Иванко воевал с германцами и австрийцами третий год. На войне убили его двух старших братьев, Егора и Герасима. И сам он с прошлой осени перестал писать письма. Дед невозможно страшно разговаривал в чулане с богом — это Шурка с Яшкой однажды сами видели и слышали. Дедко молил всевышнего спасти, пожалеть последнюю его кровинку, молодятину, Иванка, который за отца станет сиротам — племянникам и племянницам.

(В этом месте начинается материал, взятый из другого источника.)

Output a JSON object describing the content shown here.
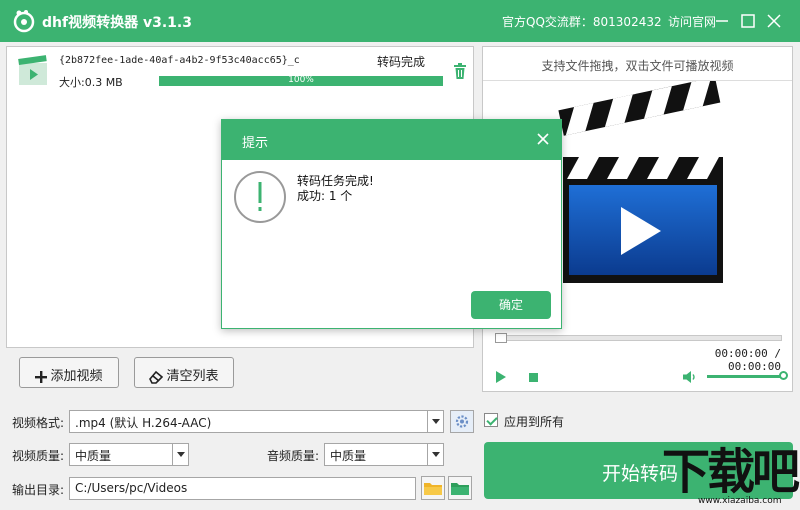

Василий Апостол ничего не вымолил, хоть и соглашался лезть в геенну огненную, — Иванко так и не откликнулся. А она, Тася, все была такая же молодая, девка девкой, одинаково бессловесная, незаметная, будто ее и не было вовсе на усадьбе. Только и видел Шурка, бывая у Яшки Петуха, как Тася бегает от колодца и всегда с тремя ведрами — два на коромысле, полнехонькие, одно в руке, — и не проливалось воды ни капельки. Сейчас, в поле, вызвавшись подсоблять народу, она была такая же, как всегда, молчаливо — проворная, незаметная. Она всюду поспевала, все умела делать, что на пашне, за плугом, как мужик, что на посадке картошки, работая за троих мамок, и все звали ее ласково — Тася. Устав сажать внаклонку картофель, бабы присели отдохнуть, и мальчонка тетки Апраксеи, принесенный сестрой — нянькой в поле, качаясь на толстых ножках, подошел к сидящей на меже матери. Картавя непонятное, он потянулся ручонками, привычно расстегнул кофту, вытащил грудь, мятую, как тряпка, и стоя, притопывая от нетерпения, косясь на баб и ребят, принялся насасывать и начмокивать.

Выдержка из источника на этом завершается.